Biography
Chie Mori is a Japanese contemporary printmaker working in Hamburg, Germany — one of the small but consistent cohort of Japanese-born printmakers who have established their mature studio practices outside Japan. Born in Ishikawa Prefecture (north-central Japan), she trained at Bremen University of the Arts (Hochschule für Künste Bremen) in Germany rather than at a Japanese art university, a training pathway that places her squarely within the contemporary German printmaking tradition rather than the Tokyo or Kyoto art-school lineages that dominate the CWAJ catalogue. Her birth year is not publicly disclosed in the CWAJ documentation.
Her 2024 carborundum print 'The Survival 4.0' (50 × 50 cm), exhibited at the 68th CWAJ Print Show 2025, exemplifies the visual register of her practice: a square-format large-scale carborundum composition.
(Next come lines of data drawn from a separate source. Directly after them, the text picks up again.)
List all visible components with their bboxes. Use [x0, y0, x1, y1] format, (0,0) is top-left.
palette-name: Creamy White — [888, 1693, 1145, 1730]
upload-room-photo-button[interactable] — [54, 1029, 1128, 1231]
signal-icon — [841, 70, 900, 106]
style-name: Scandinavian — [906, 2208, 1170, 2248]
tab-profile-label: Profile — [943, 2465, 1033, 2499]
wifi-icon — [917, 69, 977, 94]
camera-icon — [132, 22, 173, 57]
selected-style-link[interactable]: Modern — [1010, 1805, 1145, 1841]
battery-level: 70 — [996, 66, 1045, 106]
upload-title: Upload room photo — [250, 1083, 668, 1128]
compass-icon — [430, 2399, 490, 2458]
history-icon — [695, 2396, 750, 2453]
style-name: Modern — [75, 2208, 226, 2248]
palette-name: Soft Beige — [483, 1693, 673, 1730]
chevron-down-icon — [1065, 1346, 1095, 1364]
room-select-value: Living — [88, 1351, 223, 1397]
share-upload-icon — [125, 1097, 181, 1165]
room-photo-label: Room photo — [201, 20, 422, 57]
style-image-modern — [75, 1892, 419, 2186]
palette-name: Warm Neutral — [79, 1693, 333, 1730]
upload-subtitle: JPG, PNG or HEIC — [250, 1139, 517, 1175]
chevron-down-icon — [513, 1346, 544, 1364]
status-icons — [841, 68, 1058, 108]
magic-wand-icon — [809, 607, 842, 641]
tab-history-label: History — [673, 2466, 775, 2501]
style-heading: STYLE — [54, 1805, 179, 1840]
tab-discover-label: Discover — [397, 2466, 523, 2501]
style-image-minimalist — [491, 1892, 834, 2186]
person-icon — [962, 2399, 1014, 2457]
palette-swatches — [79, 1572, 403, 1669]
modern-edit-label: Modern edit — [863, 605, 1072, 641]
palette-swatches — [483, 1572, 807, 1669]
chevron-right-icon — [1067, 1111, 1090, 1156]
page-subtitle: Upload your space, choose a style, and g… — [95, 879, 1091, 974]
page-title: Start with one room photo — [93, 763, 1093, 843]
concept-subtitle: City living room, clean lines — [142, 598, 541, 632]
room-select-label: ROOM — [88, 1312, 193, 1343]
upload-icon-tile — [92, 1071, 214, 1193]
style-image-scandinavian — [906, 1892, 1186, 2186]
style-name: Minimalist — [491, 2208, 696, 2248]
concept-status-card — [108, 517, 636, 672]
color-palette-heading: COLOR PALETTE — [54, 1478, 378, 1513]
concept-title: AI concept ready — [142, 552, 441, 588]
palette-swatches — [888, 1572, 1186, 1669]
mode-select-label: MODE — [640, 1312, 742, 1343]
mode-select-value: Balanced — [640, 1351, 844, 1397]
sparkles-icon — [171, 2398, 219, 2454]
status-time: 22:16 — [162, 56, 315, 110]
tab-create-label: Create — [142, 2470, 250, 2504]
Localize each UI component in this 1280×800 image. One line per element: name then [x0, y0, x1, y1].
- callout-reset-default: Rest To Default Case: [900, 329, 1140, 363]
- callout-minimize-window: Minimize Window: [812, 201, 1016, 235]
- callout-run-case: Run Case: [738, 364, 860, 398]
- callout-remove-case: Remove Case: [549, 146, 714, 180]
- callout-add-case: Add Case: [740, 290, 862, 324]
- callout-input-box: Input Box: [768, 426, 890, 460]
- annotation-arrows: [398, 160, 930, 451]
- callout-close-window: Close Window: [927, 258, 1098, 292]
The carborundum print technique (using silicon carbide grit applied to a plate as the printing matrix) produces strong tactile surface and rich tonal modeling distinct from copperplate intaglio or relief print; the technique has been associated with European-tradition contemporary printmaking since the 1950s and is not common among Japanese-trained printmakers. The 'Survival 4.0' title and the version-number suffix (4.0) suggest an ongoing series engaged with themes of survival, resilience, or biological-and-technological persistence — the version-numbering format borrowed from software-versioning is a contemporary signal.
Mori's training at Bremen University of the Arts places her in the German contemporary printmaking tradition that has been strong in Hamburg, Berlin, and other major German art cities. The German tradition has been historically receptive to carborundum print, mezzotint, and other surface-emphasizing intaglio techniques, and to abstract-and-conceptual subject matter. Her 50 × 50 cm format and the carborundum technique together signal a German-tradition contemporary print aesthetic rather than the Japanese-tradition mokuhanga or copperplate-engraving registers that dominate the CWAJ catalogue.
Her participation in CWAJ — as a Japanese-born artist working in Germany — places her among the international Japanese printmaking diaspora alongside artists like Eva Pietzcker, Kasai Masahiro (Paris-trained, returned to Tokyo), and others whose practices bridge European and Japanese print traditions. The Hamburg base is unusual within this diaspora; the more typical European base for Japanese-born printmakers is Paris (with the Atelier Contrepoint connection) or London (with the Hanga Ten gallery network).
The square 50 × 50 cm format of 'The Survival 4.0' is well-suited to the carborundum technique — square sheets allow the rich tonal grit to fill the visual field without needing the directional emphasis that horizontal or vertical compositions imply. The contemporary-conceptual title 'Survival 4.0' signals an engagement with current concerns about ecological-and-technological resilience that distinguishes her work from the lyrical-landscape register of senior CWAJ printmakers.
Key Facts
- Nationality
- 🇯🇵Japan
- Movement
- Contemporary Mokuhanga
- Subjects
- Abstract
- Works Indexed
- 1
Frequently Asked Questions
Chie Mori is a Japanese contemporary printmaker working in Hamburg, Germany — one of the small but consistent cohort of Japanese-born printmakers who have established their mature studio practices outside Japan. Born in Ishikawa Prefecture (north-central Japan), she trained at Bremen University of the Arts (Hochschule für Künste Bremen) in Germany rather than at a Japanese art university, a training pathway that places her squarely within the contemporary German printmaking tradition rather than the Tokyo or Kyoto art-school lineages that dominate the CWAJ catalogue. Her birth year is not publicly disclosed in the CWAJ documentation.
Chie Mori's work was shaped by the Contemporary Mokuhanga tradition in Japanese woodblock printmaking. Contemporary Mokuhanga: Contemporary mokuhanga (literally "wood-block print") encompasses artists working from approximately 1970 to the present who continue or reinvent traditional Japanese woodblock printing techniques.
Chie Mori's prints frequently feature abstract.